Mauro Vetrani (Mavro Vetranović; 1482–1576) was a writer and Benedictine monk from Ragusa.

==Biography==
Born in Ragusa (modern Dubrovnik), then the Republic of Ragusa, in 1482, he entered the Benedictine Order in 1507 on the island of Meleda (Mljet), and after a period of education in Monte Cassino in Italy returned to Meleda as the abbot of the monastery. In the 16th century, the monastery was the centre of the Meleda Congregation (Congregatio Melitensem or Melitanam), gathering all the monasteries of Benedictine monks in the area of the Republic of Ragusa, and Vetrani was the first president of the Congregation from 1544.

He wrote prolifically throughout his life, leaving a large body of work including prose, drama, religious and satirical poetry and an unfinished epic running to 4374 verses. In his writing he revealed himself to be a patriotic Ragusan who also might have shared some sort of identity with other Dalmatians.
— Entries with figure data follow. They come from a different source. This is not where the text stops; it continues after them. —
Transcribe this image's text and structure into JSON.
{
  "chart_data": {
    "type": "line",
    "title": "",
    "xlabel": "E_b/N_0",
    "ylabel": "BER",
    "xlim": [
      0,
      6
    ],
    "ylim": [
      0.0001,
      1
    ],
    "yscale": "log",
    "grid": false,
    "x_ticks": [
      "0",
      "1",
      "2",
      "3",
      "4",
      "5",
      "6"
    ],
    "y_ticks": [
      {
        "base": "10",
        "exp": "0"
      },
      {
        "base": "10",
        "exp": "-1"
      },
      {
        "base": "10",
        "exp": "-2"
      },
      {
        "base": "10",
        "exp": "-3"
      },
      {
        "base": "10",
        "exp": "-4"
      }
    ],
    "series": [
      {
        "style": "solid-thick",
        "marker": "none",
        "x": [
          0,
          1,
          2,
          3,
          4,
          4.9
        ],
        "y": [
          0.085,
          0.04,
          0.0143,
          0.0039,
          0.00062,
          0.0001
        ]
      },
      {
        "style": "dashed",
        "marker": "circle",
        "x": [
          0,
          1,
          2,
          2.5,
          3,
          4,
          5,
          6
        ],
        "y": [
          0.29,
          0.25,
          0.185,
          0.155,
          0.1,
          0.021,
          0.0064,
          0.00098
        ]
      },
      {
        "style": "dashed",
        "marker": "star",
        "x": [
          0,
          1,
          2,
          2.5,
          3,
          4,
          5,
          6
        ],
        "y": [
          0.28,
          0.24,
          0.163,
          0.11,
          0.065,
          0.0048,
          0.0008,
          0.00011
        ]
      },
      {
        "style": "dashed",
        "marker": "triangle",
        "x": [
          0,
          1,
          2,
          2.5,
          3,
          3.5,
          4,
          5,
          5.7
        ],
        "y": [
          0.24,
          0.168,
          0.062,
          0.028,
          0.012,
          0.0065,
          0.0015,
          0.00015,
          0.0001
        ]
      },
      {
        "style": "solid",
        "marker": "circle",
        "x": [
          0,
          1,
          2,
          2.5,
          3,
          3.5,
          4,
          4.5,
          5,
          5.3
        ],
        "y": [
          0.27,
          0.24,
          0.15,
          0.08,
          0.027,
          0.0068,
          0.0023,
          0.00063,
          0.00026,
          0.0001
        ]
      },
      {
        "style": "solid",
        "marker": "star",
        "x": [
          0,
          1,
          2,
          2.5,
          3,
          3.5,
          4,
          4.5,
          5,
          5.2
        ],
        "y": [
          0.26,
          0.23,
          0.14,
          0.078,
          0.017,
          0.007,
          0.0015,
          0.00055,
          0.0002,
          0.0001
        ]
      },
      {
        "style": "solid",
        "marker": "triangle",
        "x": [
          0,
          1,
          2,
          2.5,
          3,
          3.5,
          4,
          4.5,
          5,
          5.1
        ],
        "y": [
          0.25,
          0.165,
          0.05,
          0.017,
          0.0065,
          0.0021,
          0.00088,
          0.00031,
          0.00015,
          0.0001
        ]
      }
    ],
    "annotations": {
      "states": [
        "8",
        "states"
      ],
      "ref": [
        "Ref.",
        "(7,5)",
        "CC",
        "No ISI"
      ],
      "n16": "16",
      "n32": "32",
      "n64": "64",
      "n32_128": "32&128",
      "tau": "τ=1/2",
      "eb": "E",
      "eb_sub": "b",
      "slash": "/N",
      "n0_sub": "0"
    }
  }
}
Croatian academic Franjo Švelec has divided the work of Vetranović into three periods. In the first, up to the end of the 1520s, his topics were primarily youth and poetry with romantic and mythological themes. In the second, until the end of the 1540s, he was dominated by 'serious' themes. In the last, until the end of his life, he returned somewhat to the themes of his youth thus closing the circle of life and creative journey.

Modern-day sources credit him as part of Croatian literature.